Federal Highway Administration State Planning and Research Funding
Montana Department of Transportation
Hyung Seok "David" Jeong
About the research
This project contains the information and background on top-down cost estimating using artificial neural networks (ANN) to enhance the accuracy of MDT early estimates of construction costs. Upon conducting an extensive review of MDT’s budgeting and cost estimating efforts, and following a survey of agency experts on the identification of the most salient project attributes with the dual-objectives of low effort and high accuracy, a rational method for top-down variable selection is proposed.
Selected variables were further tested in their explanatory power of construction costs through the application of two cost estimating methodologies—multiple regression and artificial neural network methodologies. Both methods are shown to provide sizeable improvements over the agency’s current levels of prediction accuracy for its construction costs. Potential accuracy gains are also demonstrated to depend on project work types. The comparison of mean absolute percentage errors across different estimating methods confirms that the potential benefits from the proposed methodologies are expected to rise as the project level complexity and uncertainty increase. New construction and bridge replacement projects, for instance, are expected to gain the most in estimating accuracy since these two groups seem to exhibit considerably higher levels of deviation from the MDT’s preliminary cost estimates.
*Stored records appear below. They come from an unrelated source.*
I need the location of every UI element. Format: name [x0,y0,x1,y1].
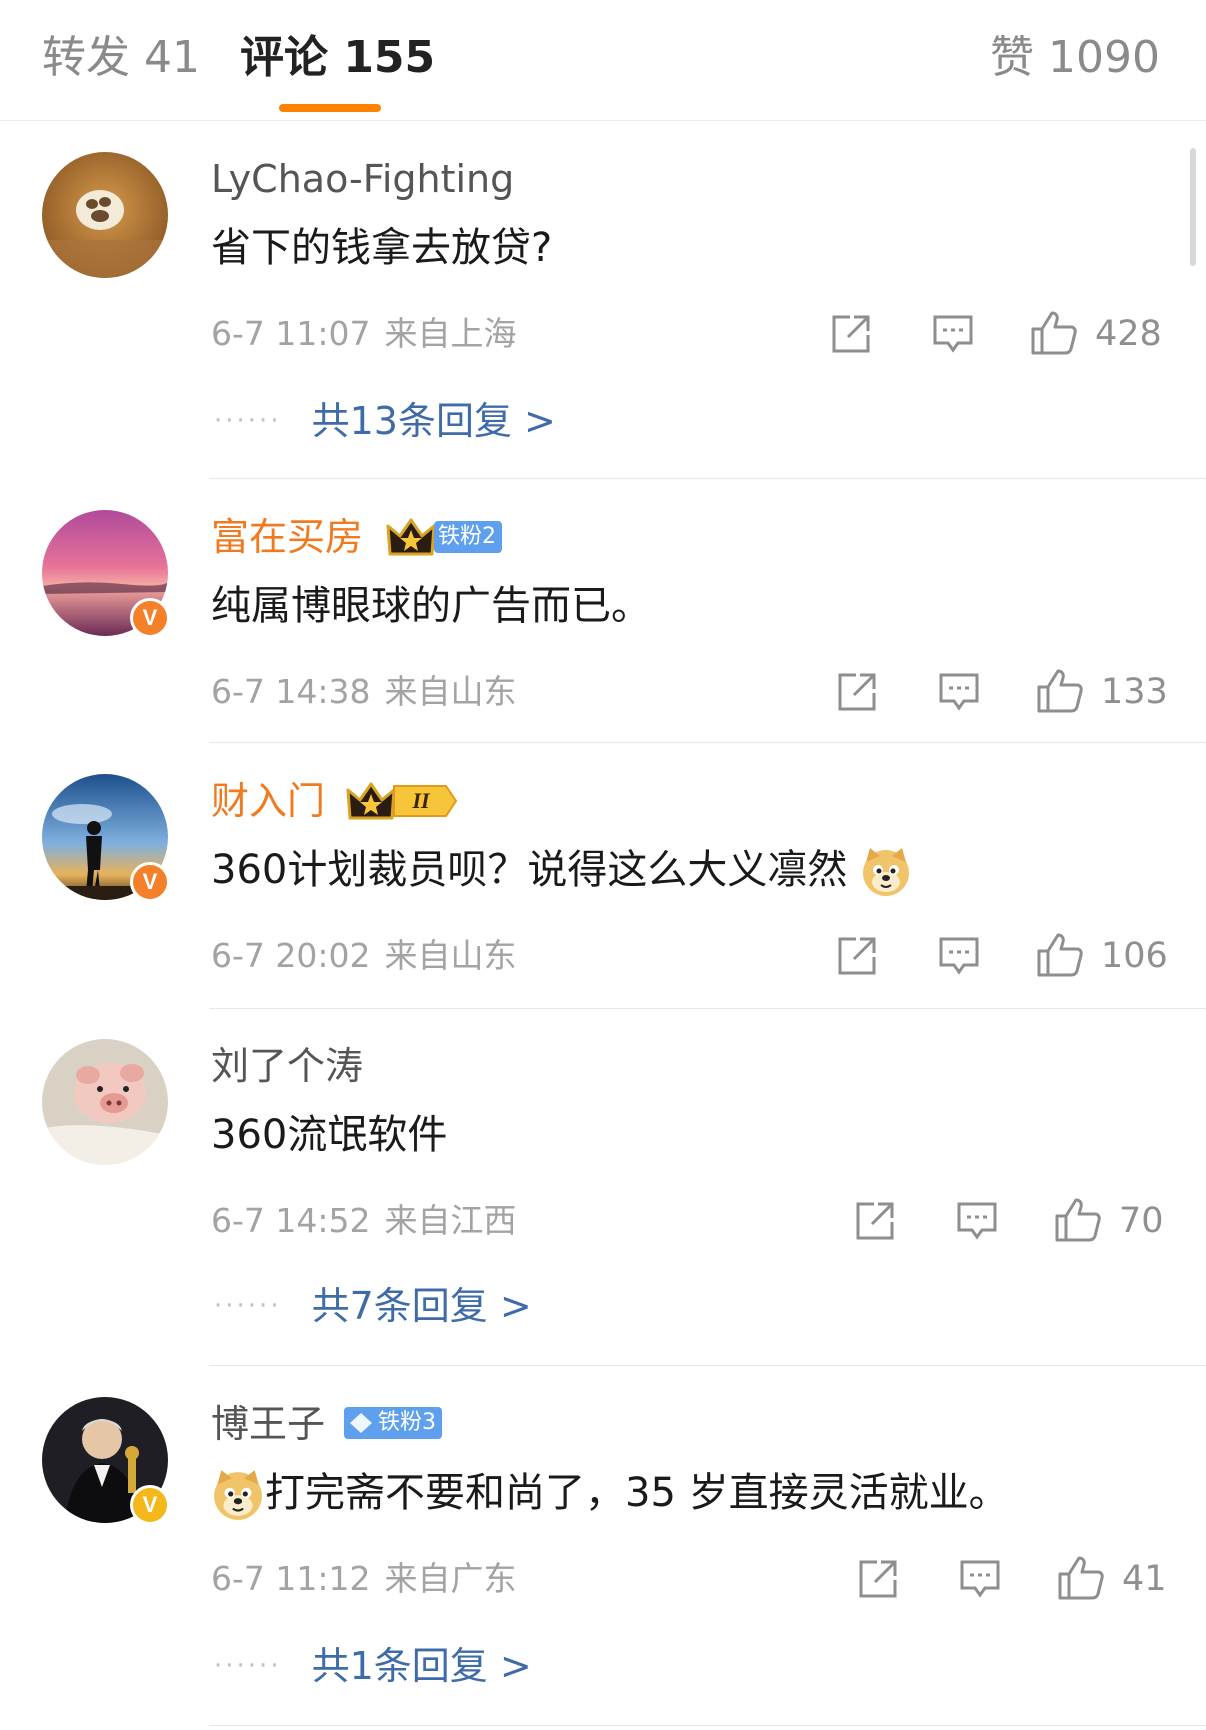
replies-row[interactable]: ······ 共1条回复 > [214,1641,532,1691]
comment-text: 360计划裁员呗？说得这么大义凛然 [211,842,912,898]
comment-bubble-icon[interactable] [932,314,974,354]
share-icon[interactable] [857,1559,899,1599]
replies-row[interactable]: ······ 共13条回复 > [214,396,556,446]
comment-text: 360流氓软件 [211,1112,448,1158]
comment-bubble-icon[interactable] [938,672,980,712]
comment-location: 来自山东 [384,936,517,975]
fan-level-badge: 铁粉2 [434,521,502,553]
comment-bubble-icon[interactable] [956,1201,998,1241]
comment-date: 6-7 20:02 [211,936,371,975]
comment-meta: 6-7 14:38 来自山东 [211,670,517,714]
active-tab-indicator [279,104,381,112]
comment-meta: 6-7 14:52 来自江西 [211,1199,517,1243]
doge-emoji [214,1470,262,1520]
comment-meta: 6-7 20:02 来自山东 [211,934,517,978]
avatar[interactable] [42,1039,168,1165]
tab-reposts[interactable]: 转发 41 [42,30,200,86]
comment-date: 6-7 11:12 [211,1559,371,1598]
username[interactable]: 财入门 [211,776,325,826]
diamond-icon [350,1413,372,1433]
tab-bar: 转发 41 评论 155 赞 1090 [0,0,1206,121]
comment-text: 打完斋不要和尚了，35 岁直接灵活就业。 [211,1465,1009,1522]
comment-location: 来自广东 [384,1559,517,1598]
username[interactable]: 刘了个涛 [211,1041,363,1091]
username[interactable]: LyChao-Fighting [211,154,514,204]
comment-date: 6-7 11:07 [211,314,371,353]
user-badges: II [346,780,458,822]
view-replies-link[interactable]: 共7条回复 > [312,1281,532,1331]
share-icon[interactable] [854,1201,896,1241]
thumbs-up-icon[interactable] [1030,310,1078,356]
tab-likes[interactable]: 赞 1090 [990,30,1160,86]
replies-dots: ······ [214,406,282,436]
comment-text-body: 打完斋不要和尚了，35 岁直接灵活就业。 [265,1470,1009,1516]
comment-bubble-icon[interactable] [938,936,980,976]
thumbs-up-icon[interactable] [1054,1197,1102,1243]
share-icon[interactable] [830,314,872,354]
comment-meta: 6-7 11:07 来自上海 [211,312,517,356]
verified-badge: V [130,1485,170,1525]
like-count: 70 [1119,1201,1164,1241]
username[interactable]: 富在买房 [211,512,363,562]
level-text: II [412,788,430,813]
comment-location: 来自江西 [384,1201,517,1240]
like-count: 428 [1095,314,1162,354]
replies-dots: ······ [214,1651,282,1681]
divider [209,1365,1206,1366]
comment-text: 纯属博眼球的广告而已。 [211,583,651,629]
fan-level-text: 铁粉3 [378,1410,436,1435]
comment-location: 来自山东 [384,672,517,711]
crown-icon [386,518,436,556]
replies-dots: ······ [214,1291,282,1321]
share-icon[interactable] [836,936,878,976]
view-replies-link[interactable]: 共13条回复 > [312,396,556,446]
like-count: 133 [1101,672,1168,712]
like-count: 106 [1101,936,1168,976]
replies-row[interactable]: ······ 共7条回复 > [214,1281,532,1331]
member-level-badge: II [392,783,458,819]
divider [209,742,1206,743]
comment-location: 来自上海 [384,314,517,353]
view-replies-link[interactable]: 共1条回复 > [312,1641,532,1691]
thumbs-up-icon[interactable] [1036,932,1084,978]
doge-emoji [863,848,910,896]
user-badges: 铁粉3 [344,1407,442,1439]
share-icon[interactable] [836,672,878,712]
verified-badge: V [130,862,170,902]
user-badges: 铁粉2 [386,516,502,558]
like-count: 41 [1122,1559,1167,1599]
scrollbar[interactable] [1190,148,1196,266]
comment-text: 省下的钱拿去放贷? [211,225,553,271]
divider [209,1725,1206,1726]
avatar[interactable] [42,152,168,278]
comment-date: 6-7 14:52 [211,1201,371,1240]
thumbs-up-icon[interactable] [1036,668,1084,714]
comment-bubble-icon[interactable] [959,1559,1001,1599]
crown-icon [346,782,396,820]
verified-badge: V [130,598,170,638]
divider [209,478,1206,479]
comment-meta: 6-7 11:12 来自广东 [211,1557,517,1601]
divider [209,1008,1206,1009]
comment-date: 6-7 14:38 [211,672,371,711]
comment-text-body: 360计划裁员呗？说得这么大义凛然 [211,847,848,893]
tab-comments[interactable]: 评论 155 [240,30,435,86]
fan-level-badge: 铁粉3 [344,1407,442,1439]
thumbs-up-icon[interactable] [1057,1555,1105,1601]
username[interactable]: 博王子 [211,1399,325,1449]
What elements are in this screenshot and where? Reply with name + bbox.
To facilitate MDT’s implementation of the suggested methodology described in this report, a cost estimation methodology was also presented in an Excel spreadsheet format. This achieves two goals. First, it provides an accessible tool to make top-down cost predictions for agency planners during the budgeting stage based on MDT’s historical project data. Second, it furnishes a process through which the proposed model can be improved as new project information becomes available. Ultimately, the insights gained from this study are expected to contribute to a better formulation of the agency’s early cost estimation and budgeting efforts.